Sen. Elizabeth Warren (D-Mass.) responded to critics characterizing her presidential campaign as “angry” by saying they’re right.
“Over and over, we are told that women are not allowed to be angry,” she said in a campaign fundraising email sent Friday. “It makes us unattractive to powerful men who want us to be quiet.”
The 2020 hopeful appeared to be hitting back at one of her Democratic opponents, former Vice President Joe Biden, who asserted in a recent Medium post that Warren is emblematic of “an angry unyielding viewpoint that has crept into our politics.”
“Well, I am angry and I own it,” Warren wrote. “I’m angry on behalf of everyone who is hurt by Trump’s government, our rigged economy, and business as usual.”
Warren in new fundraising email: “I am angry and I own it” — doesn’t name Biden, just like his Medium post didn’t mention her. pic.twitter.com/6o0gZUftio
— Greg Krieg (@GregJKrieg) November 8, 2019
The skirmish began at the start of the month when Warren said in Iowa that Biden was “running in the wrong presidential primary.” The remark was spurred by his skepticism of her more than $20 trillion “Medicare for All” plan.
In Biden’s essay published online Tuesday, he did not name Warren, but made clear he was responding to her remark.

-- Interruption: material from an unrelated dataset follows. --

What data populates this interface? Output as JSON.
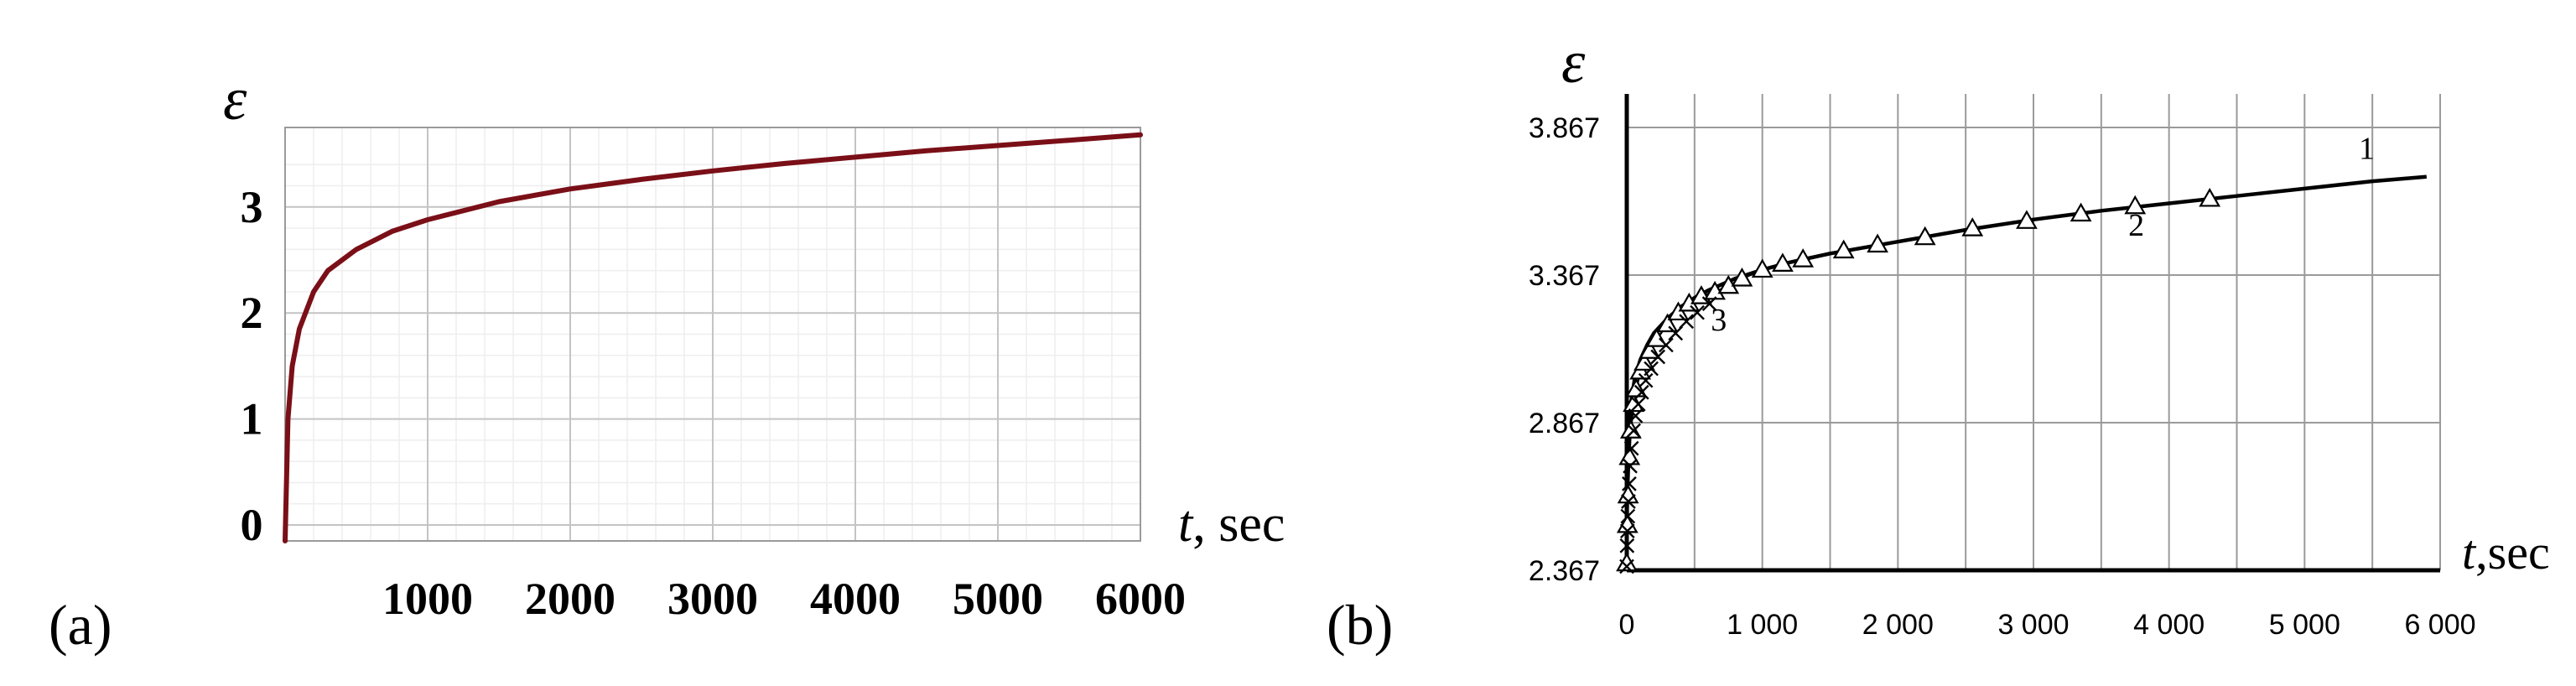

“Some call it the ‘my way or the highway’ approach to politics,” he wrote. “But it’s worse than that. It’s condescending to the millions of Democrats who have a different view.”
Biden, who has proposed expanding the Obama-era Affordable Care Act, went on to make his case for the plan, stating it is among “the most progressive, transformational ideas in this campaign ― and I can get them done.”
“My health care plan expands coverage, lowers costs, lowers drug costs, allows people to keep their private insurance and won’t raise taxes on the middle class,” he added. “I think it’s the best plan.”
When his plan was unveiled in July, Biden noted that it would cover “more than an estimated 97 percent of Americans,” meaning roughly 10 million people could end up without insurance.
Warren says her universal coverage proposal would be funded through hiking taxes on businesses and the rich, though its enormous price tag has raised doubts over her assurance that it won’t impact the middle class. Biden’s campaign has dismissed the plan as a work of “mathematical gymnastics.”